18-year-old Infiltrater Albie Binkley is a competitive freestyle and extreme kayaker from Nashville, TN.

 This week we stole him away from his boat for a few hours to find out what really goes down in the white water. 



How old were you when you first got out onto the water?

I started kayaking at 15, when I moved to Rock Island, TN where the pavement didn’t cater to my love of skateboarding, but whitewater was available daily. My friend Jase Bouldin started taking me kayaking every evening after work and teaching me the fundamentals.


What does a typical day out on the water look like for you?

Now that I am working a fair amount, I get about 20 - 30 hours a week on the water. A typical day consists of getting on the river pretty early so that I have the full day to enjoy the whitewater, scenery, and who I’m with.


Where’s your favorite spot to paddle?

My favorite place to paddle is anywhere that my friends are, but if I had to narrow it down to a specific river, I would have to say the Caney Fork. While it is my home spot, it offers something for every discipline in paddling, which makes it unique.



Kayaking isn’t always an laid-back paddle down the river. Tell us what it’s really like on the water.

To me, kayaking is a nice, scenic paddle downstream with a little something extra. When I paddle downstream, I’m always looking for a navigable line, and paying attention to dangers or obstructions in the river. It’s fun to be creative when looking for new lines that provide different opportunities.


Tell us a little bit about your competitive accomplishments.

I just started competing this year, but I have a few that I’m proud of!

3rd Place: Men’s Expert Freestyle 69th Annual Fibark

3rd Place: Gore Canyon Freestyle Competition

6th Place: US National Freestyle Championships (First Competition)

Tellico River Vertical Mile – 22 laps on a 2 mile that drops 130 feet per mile, a total of 5,720 feet of gradient loss which would be a little over a mile



Who do you look up to?

I would say that I look up to Jase Bouldin, Mack Orear, Arch Slater, Clay Wright and more. I don’t look up to these people because of their skills; I look up to them because of their willingness to give me their time and insight when I first started kayaking. I think somebody who is willing to work with you and teach you is way more valuable then somebody who can do all the tricks.


 Looking ahead…where do you see yourself in 5 years? Out on the water still?  

I definitely see myself still paddling. I hope to paddle as long as I’m psychically able, and to continue sharing good will amongst everybody I meet on and off the water. Unfortunately it’s not really a sport that you can profit majorly from in a financial sense, but you gain awesome experiences and memories that you will carry for the rest of your life, and I find more value in that than money anyway.
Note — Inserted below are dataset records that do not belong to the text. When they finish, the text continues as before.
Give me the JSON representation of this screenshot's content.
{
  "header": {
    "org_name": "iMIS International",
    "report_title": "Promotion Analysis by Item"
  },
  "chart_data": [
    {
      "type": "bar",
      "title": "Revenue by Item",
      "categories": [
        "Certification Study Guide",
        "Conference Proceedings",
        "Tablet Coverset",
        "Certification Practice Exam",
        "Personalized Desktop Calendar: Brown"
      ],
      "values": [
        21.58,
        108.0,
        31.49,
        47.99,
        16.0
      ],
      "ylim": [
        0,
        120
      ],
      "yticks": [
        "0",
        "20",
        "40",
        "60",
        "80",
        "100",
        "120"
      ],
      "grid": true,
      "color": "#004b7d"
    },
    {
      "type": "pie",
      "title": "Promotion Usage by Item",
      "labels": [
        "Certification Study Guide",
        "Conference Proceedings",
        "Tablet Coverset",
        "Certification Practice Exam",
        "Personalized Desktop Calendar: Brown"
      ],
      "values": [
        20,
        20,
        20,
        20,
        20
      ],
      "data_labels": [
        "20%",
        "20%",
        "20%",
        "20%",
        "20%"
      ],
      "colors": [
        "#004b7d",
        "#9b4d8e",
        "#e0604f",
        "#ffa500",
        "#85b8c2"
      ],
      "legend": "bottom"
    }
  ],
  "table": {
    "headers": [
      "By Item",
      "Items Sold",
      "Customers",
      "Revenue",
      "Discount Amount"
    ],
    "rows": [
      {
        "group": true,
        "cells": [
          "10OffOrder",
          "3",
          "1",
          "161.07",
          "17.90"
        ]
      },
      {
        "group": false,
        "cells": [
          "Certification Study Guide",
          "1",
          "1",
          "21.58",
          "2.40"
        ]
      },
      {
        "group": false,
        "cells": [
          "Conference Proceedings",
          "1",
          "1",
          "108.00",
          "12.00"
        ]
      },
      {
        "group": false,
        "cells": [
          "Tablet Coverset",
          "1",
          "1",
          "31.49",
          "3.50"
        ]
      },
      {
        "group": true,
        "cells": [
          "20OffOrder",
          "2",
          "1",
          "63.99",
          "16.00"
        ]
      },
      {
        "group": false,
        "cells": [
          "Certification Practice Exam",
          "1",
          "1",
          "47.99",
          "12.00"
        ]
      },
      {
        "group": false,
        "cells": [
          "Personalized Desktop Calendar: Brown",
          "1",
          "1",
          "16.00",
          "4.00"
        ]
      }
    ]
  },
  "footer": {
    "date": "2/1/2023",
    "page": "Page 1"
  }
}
We don’t know too many 18 year olds as dedicated to the white water as you. How does your hobby compare to that of other kids your age?

I think it’s an awesome way to stay active year round and constantly be outdoors. While not technically a team sport, it can’t be done alone so you open yourself up to meeting new awesome people who love paddling just as much as you do.  


I am so thankful that I can kayak as much as I do, and see the beautiful places it takes me. I think it is something more people should definitely try. 


Go-to Filtrate shades? 

Definitely the Trader One’s. They provide a nice and crisp view, and have a comfortable fit under my helmet.  


What does #BrandOfTheFree mean to you? What part does adventure play in your life?

Brand of the free means a life of adventure with no set plans, a life taking every opportunity, and constantly seeking good views and good times. I’m always ready to go on spontaneous adventures that produce long lasting memories.